Due to open in 2031Chamber approves new public European school in Schifflange

Dany Rasqué
adapted for RTL Today
MPs have greenlit a new €21.4 million public European school in Schifflange, due to open in five years time and with a capacity to accommodate 1,000 pupils.
The bill was adopted with 55 votes in favour.
© Unsplash / Elmar Gubisch

A new European secondary school with an international curriculum is to be built in Schifflange as the Chamber has now passed the corresponding bill. The new school will accommodate 1,000 pupils, take five years to complete, and cost €21.4 million.

Demand for places in the public European school system is running high. For this school year alone, 1,592 pupils applied to the international school in Differdange/Esch, but only 413 could be accepted, Education Minister Claude Meisch said with regret.

This means that only one in four pupils whose parents wish for them to be educated at the school will be able to do so, he said. For the other three out of four, that door is "shut".

He added that it was well understood what such a refusal can often mean in terms of opportunities, whether for a good education, qualifications, integration into Luxembourg society and working life, and beyond.

LSAP in favour, but question wider direction

Luxembourg Socialist Workers' Party (LSAP) MP Francine Closener said she had often been asked why another European school should be built, and whether ordinary schools were no longer good enough. They absolutely are, she insisted, and traditional schools have every right to exist, but they have not adapted as quickly as society itself has changed.

The LSAP voted in favour of the bill, she said, though for the party, different schools for different children is not a long-term solution.

As things stand, Closener said, it is necessary to open another international school, this time in Schifflange, quite simply because there is no other option on the table.
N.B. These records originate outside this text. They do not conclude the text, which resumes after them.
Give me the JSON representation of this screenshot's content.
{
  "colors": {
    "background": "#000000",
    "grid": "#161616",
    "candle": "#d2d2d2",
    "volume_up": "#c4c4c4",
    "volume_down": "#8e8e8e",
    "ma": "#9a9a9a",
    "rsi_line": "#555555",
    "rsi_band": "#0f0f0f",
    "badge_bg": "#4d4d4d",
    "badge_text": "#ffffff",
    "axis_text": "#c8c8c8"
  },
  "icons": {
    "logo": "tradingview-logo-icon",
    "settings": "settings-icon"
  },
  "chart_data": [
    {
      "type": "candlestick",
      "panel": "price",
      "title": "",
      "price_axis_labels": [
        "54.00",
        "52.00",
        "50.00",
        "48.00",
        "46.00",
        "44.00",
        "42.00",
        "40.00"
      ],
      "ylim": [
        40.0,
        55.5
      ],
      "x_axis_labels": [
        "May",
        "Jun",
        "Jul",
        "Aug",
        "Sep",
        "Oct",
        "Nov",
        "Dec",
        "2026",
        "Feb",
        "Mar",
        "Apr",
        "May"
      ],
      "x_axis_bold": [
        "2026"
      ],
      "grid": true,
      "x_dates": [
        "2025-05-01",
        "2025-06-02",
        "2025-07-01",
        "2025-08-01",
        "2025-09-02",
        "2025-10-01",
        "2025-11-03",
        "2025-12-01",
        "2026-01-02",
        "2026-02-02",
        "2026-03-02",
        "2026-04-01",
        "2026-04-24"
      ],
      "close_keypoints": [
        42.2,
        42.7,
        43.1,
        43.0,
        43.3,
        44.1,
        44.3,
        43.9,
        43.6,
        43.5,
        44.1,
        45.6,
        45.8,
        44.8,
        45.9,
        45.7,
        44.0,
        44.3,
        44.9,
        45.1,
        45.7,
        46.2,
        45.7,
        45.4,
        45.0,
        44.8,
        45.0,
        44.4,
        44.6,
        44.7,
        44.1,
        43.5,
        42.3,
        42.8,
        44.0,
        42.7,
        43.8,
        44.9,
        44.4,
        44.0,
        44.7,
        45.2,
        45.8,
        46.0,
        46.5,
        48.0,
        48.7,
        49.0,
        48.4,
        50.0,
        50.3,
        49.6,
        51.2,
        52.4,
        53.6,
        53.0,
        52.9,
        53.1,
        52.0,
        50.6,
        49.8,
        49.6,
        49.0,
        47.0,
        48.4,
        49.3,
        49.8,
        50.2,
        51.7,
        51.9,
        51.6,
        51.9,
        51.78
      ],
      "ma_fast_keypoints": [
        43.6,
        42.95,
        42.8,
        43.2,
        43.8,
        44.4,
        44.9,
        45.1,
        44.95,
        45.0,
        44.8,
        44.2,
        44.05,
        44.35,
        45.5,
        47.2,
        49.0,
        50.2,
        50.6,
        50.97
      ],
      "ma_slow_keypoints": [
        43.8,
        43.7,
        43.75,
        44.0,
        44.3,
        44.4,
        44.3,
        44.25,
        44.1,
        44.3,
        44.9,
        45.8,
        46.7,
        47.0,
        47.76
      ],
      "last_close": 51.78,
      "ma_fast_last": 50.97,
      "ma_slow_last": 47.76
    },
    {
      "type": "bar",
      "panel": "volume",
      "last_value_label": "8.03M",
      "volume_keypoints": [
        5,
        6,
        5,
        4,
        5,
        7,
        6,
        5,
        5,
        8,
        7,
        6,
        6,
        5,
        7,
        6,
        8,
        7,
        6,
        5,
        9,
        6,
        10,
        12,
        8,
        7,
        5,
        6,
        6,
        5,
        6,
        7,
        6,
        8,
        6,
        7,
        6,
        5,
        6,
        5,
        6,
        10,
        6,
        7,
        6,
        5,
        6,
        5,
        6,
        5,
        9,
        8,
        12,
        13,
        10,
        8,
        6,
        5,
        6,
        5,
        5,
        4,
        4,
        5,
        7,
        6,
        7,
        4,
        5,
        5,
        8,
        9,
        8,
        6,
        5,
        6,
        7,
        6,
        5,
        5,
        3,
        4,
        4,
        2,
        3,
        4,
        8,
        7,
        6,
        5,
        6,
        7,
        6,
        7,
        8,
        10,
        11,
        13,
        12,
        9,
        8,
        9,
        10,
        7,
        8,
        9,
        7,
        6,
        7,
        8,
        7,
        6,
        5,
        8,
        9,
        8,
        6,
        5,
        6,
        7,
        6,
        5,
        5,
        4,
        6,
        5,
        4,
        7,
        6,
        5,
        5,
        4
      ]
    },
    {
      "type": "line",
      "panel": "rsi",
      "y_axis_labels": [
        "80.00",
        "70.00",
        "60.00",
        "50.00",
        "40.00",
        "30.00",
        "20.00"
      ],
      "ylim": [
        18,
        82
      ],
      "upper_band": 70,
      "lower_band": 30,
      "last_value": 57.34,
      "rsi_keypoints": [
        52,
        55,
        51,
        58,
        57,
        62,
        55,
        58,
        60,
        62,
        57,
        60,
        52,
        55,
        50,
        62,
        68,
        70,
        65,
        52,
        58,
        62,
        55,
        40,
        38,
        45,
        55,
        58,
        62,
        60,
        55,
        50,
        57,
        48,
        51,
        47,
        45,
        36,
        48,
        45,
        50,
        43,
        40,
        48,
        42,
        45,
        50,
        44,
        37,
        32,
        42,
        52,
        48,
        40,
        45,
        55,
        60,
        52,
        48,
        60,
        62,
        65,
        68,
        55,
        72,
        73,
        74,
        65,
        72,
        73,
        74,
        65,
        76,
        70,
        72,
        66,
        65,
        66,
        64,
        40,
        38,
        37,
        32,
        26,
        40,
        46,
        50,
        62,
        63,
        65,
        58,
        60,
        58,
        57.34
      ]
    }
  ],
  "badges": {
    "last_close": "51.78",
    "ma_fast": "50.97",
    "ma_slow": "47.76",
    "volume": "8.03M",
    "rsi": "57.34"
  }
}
In the long run, however, the LSAP does not consider this to be the right path.

Children of different backgrounds, the party believes, should be able to learn together. That does not mean they all have to learn the same thing at the same time and at the same pace, especially in a model where school content is not tailored to the individual pupil.

Alternative and not a replacement, says CSV

For Christian Social People's Party (CSV) MP Ricardo Marques, the priority is to provide another public international offering, which he sees as particularly important for equal opportunities. He said it was important to offer a public international option since not every child grows up in the same linguistic or family environment, and not every family has the same opportunities.

Precisely for that reason, however, he was clear that the offering should be an alternative and not a replacement for the traditional Luxembourg school system, a supplement rather than a guiding principle. The core of the country's public schooling, he said, remains the common school system with its languages, its methods, and its social role.

The bill was ultimately adopted with 55 votes in favour. The Alternative Democratic Reform Party voted against.